Converting screen coordinates + depth into spatial coordinates for OpenPose…or anything else really

Depth cameras are wonderful things but they typically only give a distance associated with each (x, y) coordinate in screen space. To convert to spatial coordinates involves some calculation. One thing to note is that I am ignoring camera calibration which is required to get best accuracy. See this page for details of how to use calibration data in iOS for example. I have implemented this calculation for the iPad TrueDepth camera and also the ZED stereo camera to process OpenPose joint data and it seems to work but I cannot guarantee complete accuracy!

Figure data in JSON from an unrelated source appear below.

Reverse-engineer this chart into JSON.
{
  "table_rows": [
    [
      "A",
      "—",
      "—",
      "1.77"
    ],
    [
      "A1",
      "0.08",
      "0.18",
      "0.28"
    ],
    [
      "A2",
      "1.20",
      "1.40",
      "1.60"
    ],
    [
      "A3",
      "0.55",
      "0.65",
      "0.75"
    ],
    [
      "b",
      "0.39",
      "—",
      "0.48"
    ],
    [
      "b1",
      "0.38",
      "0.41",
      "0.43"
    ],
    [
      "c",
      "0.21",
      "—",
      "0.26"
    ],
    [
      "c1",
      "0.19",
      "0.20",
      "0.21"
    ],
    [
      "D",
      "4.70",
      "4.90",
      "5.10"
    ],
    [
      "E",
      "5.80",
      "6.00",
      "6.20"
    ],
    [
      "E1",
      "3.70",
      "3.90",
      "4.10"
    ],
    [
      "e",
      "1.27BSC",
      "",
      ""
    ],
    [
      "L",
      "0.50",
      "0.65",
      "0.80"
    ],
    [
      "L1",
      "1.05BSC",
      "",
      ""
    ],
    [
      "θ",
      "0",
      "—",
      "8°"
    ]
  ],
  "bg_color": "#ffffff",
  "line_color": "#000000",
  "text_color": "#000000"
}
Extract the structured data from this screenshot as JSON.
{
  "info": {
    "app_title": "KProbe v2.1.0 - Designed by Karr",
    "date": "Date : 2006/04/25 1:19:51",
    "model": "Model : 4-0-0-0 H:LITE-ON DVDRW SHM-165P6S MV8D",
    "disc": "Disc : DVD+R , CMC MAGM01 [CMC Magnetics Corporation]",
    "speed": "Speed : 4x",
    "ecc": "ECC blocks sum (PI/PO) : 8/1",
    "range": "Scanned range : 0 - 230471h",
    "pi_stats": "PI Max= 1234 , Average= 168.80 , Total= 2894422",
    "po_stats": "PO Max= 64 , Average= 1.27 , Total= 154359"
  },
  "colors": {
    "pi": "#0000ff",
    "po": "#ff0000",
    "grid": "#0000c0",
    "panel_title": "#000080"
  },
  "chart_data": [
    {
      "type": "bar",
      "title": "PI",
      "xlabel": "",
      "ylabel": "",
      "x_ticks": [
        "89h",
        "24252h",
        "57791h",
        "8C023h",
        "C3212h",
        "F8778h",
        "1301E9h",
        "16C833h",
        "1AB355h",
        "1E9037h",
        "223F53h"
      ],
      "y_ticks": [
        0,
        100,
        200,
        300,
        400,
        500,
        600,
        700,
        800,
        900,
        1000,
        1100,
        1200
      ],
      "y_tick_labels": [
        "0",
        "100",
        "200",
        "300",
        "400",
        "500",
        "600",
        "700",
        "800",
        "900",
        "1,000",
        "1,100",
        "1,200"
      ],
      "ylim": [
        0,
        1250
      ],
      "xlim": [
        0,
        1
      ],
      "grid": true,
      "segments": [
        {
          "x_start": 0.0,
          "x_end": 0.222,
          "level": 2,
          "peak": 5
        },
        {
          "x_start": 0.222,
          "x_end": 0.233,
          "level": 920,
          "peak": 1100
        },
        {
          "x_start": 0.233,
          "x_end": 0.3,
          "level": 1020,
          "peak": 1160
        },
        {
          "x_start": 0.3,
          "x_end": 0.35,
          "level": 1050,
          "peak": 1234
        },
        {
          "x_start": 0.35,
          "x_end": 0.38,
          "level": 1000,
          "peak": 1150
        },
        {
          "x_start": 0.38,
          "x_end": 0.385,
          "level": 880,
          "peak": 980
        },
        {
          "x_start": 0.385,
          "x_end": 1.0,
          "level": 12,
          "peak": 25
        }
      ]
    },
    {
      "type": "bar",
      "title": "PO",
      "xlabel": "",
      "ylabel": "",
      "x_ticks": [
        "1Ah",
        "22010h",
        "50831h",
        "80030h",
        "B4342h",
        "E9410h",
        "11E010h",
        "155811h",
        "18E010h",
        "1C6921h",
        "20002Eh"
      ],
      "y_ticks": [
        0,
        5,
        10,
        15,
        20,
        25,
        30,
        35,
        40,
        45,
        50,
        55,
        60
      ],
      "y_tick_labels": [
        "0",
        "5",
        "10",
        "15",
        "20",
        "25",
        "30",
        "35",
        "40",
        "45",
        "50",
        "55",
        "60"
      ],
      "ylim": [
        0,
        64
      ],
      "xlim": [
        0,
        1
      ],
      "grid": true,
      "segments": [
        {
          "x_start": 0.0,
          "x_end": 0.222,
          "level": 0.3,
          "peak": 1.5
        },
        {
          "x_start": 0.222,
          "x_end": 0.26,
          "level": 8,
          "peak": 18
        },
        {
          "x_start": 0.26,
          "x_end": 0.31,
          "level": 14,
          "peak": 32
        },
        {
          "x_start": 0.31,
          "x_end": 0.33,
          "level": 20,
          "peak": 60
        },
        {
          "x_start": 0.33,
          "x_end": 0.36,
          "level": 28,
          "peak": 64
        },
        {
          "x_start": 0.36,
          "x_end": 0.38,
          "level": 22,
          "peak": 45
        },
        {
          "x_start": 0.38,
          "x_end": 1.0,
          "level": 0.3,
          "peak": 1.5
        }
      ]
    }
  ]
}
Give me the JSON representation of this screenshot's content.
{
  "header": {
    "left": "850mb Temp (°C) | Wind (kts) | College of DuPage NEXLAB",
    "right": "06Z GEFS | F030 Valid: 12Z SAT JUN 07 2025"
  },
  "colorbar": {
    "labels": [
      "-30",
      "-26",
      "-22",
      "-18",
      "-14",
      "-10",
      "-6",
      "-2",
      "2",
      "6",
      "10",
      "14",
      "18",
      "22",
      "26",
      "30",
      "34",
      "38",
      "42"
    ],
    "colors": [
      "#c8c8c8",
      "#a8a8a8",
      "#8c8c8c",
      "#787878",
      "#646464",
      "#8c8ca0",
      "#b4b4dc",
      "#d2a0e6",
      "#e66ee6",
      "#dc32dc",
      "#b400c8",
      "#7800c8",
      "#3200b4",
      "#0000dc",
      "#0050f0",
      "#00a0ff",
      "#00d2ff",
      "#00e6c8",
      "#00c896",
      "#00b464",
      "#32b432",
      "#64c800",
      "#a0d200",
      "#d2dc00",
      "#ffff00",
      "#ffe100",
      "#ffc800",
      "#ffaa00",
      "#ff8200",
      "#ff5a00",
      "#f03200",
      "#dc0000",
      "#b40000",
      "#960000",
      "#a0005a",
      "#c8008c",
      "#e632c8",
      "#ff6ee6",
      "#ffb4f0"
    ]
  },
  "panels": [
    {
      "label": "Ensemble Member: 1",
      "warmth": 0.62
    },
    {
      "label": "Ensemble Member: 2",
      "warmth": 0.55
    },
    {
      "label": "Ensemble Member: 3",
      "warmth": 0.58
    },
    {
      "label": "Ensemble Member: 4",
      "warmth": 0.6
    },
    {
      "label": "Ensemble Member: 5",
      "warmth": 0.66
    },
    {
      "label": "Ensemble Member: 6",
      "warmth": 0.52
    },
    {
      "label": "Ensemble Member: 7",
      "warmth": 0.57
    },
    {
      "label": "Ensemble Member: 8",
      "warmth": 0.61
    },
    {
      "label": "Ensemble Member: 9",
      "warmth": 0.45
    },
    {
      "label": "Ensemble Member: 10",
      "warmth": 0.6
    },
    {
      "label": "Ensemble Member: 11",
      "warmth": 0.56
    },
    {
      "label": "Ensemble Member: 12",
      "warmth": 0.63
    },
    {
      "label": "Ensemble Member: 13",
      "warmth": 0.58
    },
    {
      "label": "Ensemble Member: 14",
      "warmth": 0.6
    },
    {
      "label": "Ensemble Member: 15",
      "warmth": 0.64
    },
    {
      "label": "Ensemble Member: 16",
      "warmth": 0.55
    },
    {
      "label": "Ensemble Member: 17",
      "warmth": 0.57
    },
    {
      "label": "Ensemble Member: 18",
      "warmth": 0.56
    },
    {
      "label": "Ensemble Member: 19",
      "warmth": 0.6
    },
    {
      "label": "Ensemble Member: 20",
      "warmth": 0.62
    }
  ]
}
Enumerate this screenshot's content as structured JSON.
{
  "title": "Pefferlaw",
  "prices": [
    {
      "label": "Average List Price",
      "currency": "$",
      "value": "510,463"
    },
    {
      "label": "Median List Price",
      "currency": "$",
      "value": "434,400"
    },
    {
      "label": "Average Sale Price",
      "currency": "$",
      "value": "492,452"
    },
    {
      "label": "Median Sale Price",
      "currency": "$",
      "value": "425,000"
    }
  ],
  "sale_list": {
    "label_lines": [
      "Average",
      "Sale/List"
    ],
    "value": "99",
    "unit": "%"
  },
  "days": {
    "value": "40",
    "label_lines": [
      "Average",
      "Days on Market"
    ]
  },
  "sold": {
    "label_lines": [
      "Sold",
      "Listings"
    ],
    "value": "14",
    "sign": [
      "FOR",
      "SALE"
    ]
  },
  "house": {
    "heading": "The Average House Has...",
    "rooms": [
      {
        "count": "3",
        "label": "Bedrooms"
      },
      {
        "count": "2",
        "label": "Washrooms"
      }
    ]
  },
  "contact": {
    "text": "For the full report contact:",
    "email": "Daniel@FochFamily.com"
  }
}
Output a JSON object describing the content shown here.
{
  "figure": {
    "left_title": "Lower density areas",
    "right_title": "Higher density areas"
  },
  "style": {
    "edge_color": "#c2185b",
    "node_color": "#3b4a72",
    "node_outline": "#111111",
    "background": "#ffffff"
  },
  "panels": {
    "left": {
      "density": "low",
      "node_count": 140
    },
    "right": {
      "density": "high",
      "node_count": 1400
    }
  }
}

The concept for the conversion is shown in the diagram above. One can think of the 2D camera image as being mapped to a screen plane – the blue plane in the diagram. The width and height of the plane are determined by its distance from the camera and the camera’s field of view. Using the iPad as an example, you can get the horizontal and vertical camera field of view angles (hFOV and vFOV in the diagram) like this:

hFOV = captureDevice.activeFormat.videoFieldOfView * Float.pi / 180.0
vFOV = atan(height / width * tan(hFOV))
tanHalfHFOV = tan(hFOV / 2)
tanHalfVFOV = tan(vFOV / 2)

where width and height are the width and height of the 2D image. This calculation can be done once at the start of the session since it is defined by the camera itself.

For the Stereolabs ZED camera (this is a partial code extract):

#include <sl_zed/Camera.hpp>

sl::Camera zed;
sl::InitParameters init_params;

// set up params here
if (zed.open(init_params) != sl::SUCCESS) {
exit(-1);
}

sl::CameraInformation ci = zed.getCameraInformation();
sl::CameraParameters cp = ci.calibration_parameters.left_cam;
hFOV = cp.h_fov;
vFOV = cp.v_fov;
tanHalfHFOV = tan(hFOV / 2);
tanHalfVFOV = tan(vFOV / 2);

To pick up the depth value, you just look up the hit point (x, y) coordinate in the depth buffer. For the TrueDepth camera and the ZED, this seems to be the perpendicular distance from the center of the camera to the plane defined by the target point that is perpendicular to the camera look at point – the yellow plane in the diagram. Other types of depth sensors might give the radial distance from the center of the camera to the hit point which will obviously require a slightly modified calculation. Here I am assuming that the depth buffer contains the perpendicular distance – call this spatialZ.

What we need now are the tangents of the reduced angles that correspond to the horizontal and vertical angle components between the ray from the camera to the screen plane hit point and the ray that is the camera’s look at point. – call these angles ThetaX (horizontal) and ThetaY (vertical). Given the perpendicular distance to the yellow plane, we can then easily calculate the spatial x and y coordinates using the field of view tangents previously calculated:

tanThetaX = (x - Float32(width / 2)) / Float32(width / 2) * tanHalfHFOV
tanThetaY = (y - Float32(height / 2)) / Float32(height / 2) * tanHalfVFOV

spatialX = spatialZ * tanThetaX
spatialY = spatialZ * tanThetaY

The coordinates (spatialZ, spatialY, spatialZ) are in whatever units the depth buffer uses (often meters) and in the camera’s coordinate system. To convert the camera’s coordinate system to world coordinates is a standard operation given the camera’s pose in the world space.